To address this challenge, the FOODIES project will provide critical improvements in our current understanding of the multiple environmental impacts of agriculture, by accounting for different practices and local conditions across the world. This will allow a comprehensive assessment of agricultural sustainability and help to quantify trade-offs associated with different agricultural management strategies. Indeed, as agricultural practices are tightly linked (e.g. water and soil management), it is essential to consider all major environmental aspects to avoid the unintended consequences of strategies focused on a single aspect. The research will also consider trade; following recent globalisation, international food trade has grown rapidly since the 1980s, allowing for the development of major export-oriented agricultural regions.
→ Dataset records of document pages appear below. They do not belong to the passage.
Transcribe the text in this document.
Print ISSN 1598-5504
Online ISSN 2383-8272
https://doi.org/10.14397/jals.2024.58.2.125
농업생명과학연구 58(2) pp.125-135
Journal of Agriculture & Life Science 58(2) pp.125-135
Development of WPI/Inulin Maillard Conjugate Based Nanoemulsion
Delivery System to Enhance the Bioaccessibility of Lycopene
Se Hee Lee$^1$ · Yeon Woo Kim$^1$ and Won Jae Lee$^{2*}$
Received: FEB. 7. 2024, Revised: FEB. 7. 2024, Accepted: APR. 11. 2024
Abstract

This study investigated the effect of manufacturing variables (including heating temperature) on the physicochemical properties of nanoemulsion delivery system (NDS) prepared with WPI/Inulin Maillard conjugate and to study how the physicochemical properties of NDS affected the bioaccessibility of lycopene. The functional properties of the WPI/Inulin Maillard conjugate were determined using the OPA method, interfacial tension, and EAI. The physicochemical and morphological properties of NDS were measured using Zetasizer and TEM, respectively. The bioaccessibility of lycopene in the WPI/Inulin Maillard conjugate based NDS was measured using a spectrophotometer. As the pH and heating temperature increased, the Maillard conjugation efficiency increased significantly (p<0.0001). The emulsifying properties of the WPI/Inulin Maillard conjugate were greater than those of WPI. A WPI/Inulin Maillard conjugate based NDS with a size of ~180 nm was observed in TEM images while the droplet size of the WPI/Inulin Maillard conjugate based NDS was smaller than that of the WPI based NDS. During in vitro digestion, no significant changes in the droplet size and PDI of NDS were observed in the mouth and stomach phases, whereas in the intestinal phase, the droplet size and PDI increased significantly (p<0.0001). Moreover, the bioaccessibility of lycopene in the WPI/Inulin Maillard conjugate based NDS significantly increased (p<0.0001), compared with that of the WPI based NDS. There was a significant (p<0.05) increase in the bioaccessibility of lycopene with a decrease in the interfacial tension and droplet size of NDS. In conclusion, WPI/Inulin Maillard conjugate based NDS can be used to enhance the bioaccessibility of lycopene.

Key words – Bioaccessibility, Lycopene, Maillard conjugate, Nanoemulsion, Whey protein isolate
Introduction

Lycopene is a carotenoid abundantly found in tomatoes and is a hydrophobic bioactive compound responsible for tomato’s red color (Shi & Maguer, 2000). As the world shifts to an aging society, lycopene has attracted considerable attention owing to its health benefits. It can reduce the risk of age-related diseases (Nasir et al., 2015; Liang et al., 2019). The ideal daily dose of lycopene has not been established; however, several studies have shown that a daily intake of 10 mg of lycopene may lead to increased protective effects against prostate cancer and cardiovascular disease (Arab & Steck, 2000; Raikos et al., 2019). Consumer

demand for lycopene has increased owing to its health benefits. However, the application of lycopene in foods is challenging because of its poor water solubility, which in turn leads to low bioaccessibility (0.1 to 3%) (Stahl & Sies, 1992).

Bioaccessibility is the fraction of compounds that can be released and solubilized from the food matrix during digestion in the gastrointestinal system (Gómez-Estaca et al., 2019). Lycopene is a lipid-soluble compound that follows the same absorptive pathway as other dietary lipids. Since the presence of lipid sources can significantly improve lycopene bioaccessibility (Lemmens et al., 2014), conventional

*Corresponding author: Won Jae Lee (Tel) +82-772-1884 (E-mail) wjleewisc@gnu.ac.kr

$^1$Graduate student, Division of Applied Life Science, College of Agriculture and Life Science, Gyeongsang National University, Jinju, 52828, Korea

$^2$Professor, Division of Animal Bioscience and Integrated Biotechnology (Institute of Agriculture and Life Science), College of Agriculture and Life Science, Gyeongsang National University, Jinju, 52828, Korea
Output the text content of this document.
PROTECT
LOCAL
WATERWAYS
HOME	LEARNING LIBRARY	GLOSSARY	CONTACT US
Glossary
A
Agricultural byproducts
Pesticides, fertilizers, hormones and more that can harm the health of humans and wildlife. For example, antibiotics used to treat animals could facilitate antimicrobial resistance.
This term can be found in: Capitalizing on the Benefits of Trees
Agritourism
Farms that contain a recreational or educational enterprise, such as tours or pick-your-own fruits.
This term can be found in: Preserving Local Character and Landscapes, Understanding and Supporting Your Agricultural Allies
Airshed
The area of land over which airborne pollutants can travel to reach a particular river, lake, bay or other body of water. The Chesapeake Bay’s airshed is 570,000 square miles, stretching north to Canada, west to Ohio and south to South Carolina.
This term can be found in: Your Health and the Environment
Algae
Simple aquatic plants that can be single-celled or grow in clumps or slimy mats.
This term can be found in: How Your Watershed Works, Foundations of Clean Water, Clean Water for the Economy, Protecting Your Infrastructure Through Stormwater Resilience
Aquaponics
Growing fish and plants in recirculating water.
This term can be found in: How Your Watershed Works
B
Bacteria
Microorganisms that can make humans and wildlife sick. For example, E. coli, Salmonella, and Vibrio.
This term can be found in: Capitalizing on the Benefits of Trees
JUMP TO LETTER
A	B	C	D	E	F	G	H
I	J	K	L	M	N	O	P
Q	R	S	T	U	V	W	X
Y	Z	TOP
This crucial role of trade in global agricultural systems will be integrated in the evaluation of potential pathways to achieve environmentally sustainable agriculture.

FOODIES addresses critical areas of integration necessary to assess pathways to sustainable agriculture:

(1) comprehensive estimation of environmental impacts

(2) integration across a range of products (crops and livestock)

(3) innovative quantitative measures of sustainability

(4) simultaneous linking of all environmental stresses with global trade.